Immagini by Pixabay: in evidenza La rive gauche – sotto Quartier Latin


S. Natale 2020 …

Io-Tu-Noi

Qui nella casa in cui sono nato e in cui ho vissuto, qui con mia moglie e mia madre vicine, per me oggi è Natale. Sento ogni momento della giornata come una tregua dei pensieri e delle preoccupazioni pur presenti, dunque come una pausa di festa tutta mia, tutta nostra.

L’idea e il desiderio di questo blog, da tempo in gestazione, sono venuti a maturazione durante la recente ricorrenza del S. Natale.

Tutti ci ripetiamo da mesi, che l’anno appena trascorso ce lo ricorderemo per sempre. Non ci sono dubbi al riguardo.

Il 2020 è stato anche l’anno degli slogan, come “Andrà tutto bene”, “Restiamo a casa”, “Ripartiamo”, e così via.

In realtà possiamo pure raccontarcela, ma temo che non andrà tutto bene, per quanto continueremo a restare a casa e a ripartire.

Ci sono troppi aspetti da chiarire, non solo di tipo sanitario, e ci sono troppe contraddizioni e punti deboli in noi che la pandemia ha fatto venire a galla.

Punti talora oscuri su cui dovremo lavorare a lungo.

E il Natale appena trascorso rimarrà nelle nostre menti e nei nostri cuori come un momento veramente particolare e contrastato.
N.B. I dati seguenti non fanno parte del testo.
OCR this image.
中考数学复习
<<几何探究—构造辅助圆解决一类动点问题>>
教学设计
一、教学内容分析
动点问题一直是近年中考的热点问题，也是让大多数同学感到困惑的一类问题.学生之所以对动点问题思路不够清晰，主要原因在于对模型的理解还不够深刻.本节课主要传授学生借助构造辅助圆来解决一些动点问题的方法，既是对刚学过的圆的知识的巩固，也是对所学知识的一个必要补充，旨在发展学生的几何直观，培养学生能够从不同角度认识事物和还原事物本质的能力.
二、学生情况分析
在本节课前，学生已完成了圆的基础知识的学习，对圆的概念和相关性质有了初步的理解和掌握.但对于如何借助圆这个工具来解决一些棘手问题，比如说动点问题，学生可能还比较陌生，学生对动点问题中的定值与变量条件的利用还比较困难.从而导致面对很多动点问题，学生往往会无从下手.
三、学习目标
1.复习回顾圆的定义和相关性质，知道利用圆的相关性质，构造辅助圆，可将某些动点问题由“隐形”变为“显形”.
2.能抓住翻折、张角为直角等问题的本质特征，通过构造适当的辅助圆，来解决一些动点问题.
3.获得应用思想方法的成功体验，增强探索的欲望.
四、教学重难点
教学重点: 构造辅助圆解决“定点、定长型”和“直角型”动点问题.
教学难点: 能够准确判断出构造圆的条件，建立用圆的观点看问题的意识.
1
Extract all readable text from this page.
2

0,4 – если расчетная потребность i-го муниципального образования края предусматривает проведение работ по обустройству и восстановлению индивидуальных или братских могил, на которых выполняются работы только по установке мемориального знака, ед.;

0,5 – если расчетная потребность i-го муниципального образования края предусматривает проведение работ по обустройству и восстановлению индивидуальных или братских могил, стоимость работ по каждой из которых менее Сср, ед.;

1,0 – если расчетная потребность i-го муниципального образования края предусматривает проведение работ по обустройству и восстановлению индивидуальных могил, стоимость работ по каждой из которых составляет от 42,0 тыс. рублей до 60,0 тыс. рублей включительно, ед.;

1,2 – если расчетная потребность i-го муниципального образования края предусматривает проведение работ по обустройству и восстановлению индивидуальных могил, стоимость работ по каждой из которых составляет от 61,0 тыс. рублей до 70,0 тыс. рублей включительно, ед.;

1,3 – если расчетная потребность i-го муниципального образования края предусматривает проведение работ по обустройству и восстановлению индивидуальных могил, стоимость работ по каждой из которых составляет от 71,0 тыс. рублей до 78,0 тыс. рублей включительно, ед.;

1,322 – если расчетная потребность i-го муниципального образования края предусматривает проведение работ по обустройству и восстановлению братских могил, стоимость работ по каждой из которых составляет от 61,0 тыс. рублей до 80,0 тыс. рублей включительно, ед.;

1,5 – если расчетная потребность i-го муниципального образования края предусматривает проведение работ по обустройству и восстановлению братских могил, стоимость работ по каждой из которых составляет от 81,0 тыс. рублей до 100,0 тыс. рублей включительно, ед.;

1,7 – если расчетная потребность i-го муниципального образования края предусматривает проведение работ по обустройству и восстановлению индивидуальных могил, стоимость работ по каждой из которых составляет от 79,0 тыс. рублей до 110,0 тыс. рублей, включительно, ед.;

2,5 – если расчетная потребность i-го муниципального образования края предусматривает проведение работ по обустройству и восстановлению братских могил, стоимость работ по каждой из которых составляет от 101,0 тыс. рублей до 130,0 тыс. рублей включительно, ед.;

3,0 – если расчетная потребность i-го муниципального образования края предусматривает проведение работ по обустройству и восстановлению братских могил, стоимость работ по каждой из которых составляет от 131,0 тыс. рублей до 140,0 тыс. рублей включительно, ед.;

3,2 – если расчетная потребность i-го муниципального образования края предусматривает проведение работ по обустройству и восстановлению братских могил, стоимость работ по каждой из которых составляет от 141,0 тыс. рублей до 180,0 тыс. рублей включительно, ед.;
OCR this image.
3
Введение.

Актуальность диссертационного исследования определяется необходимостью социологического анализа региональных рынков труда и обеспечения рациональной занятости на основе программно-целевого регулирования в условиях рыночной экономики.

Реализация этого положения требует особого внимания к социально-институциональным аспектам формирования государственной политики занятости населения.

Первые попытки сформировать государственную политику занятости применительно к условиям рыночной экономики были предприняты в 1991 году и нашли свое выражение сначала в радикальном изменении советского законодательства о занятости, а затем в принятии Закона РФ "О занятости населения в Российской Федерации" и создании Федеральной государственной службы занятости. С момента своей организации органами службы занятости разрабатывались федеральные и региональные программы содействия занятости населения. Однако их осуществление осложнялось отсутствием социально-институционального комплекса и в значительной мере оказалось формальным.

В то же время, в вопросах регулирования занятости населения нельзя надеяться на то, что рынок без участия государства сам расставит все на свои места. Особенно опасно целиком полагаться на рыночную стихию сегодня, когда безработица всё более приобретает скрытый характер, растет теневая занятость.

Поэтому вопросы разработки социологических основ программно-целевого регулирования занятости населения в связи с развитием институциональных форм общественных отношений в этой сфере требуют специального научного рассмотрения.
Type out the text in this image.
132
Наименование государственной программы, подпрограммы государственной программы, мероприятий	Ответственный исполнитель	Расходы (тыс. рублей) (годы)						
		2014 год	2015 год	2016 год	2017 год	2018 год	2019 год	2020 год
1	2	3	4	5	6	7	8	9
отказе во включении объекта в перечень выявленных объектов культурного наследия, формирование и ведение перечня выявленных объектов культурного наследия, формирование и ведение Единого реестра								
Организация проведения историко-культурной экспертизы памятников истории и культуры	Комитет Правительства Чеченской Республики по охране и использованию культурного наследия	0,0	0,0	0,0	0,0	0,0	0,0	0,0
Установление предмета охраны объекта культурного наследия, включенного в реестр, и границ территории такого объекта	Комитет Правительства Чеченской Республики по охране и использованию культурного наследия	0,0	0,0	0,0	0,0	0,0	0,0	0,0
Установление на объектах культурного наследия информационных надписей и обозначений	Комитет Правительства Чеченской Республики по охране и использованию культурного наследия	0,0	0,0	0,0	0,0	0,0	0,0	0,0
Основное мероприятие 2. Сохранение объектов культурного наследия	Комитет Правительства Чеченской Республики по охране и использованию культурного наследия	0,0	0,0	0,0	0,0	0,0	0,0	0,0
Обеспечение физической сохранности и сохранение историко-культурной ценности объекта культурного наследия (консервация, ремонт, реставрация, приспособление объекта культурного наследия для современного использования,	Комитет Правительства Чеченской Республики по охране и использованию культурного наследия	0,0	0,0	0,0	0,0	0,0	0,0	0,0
Non fosse altro che per la evidente forte conflittualità tra i desideri e i bisogni di festa, di riposo, di vacanza, e anche di ritrovo tra persone che aspirano a stare finalmente insieme, da una parte; e le paure derivanti dal rischio di contagio reciproco accompagnate dalle tensioni derivanti dall’imposizione di non incontrarsi, di non avvicinarsi, per usare un verbo abusato, di non “fare assembramento”, dall’altra.

Un momento che pare interminabile, in uno scenario fatto di crescenti situazioni di sofferenza fisica e morale, di distacco fatale tra persone della stessa famiglia o parenti o amiche.

Io invece ho avuto la grande fortuna di ritrovare la mia famiglia, pur colpita inaspettatamente dal virus, nei giorni che hanno preceduto il Natale.

E potrei gridarlo forte: è stato un momento di grande preoccupazione, ma giorno per giorno anche di grande condivisione, vicinanza e sollievo per tutti noi.

Una vicinanza imprevista, ma inevitabile per poter prestare assistenza, come nel caso di mia madre.

Di tutto questo sono grato.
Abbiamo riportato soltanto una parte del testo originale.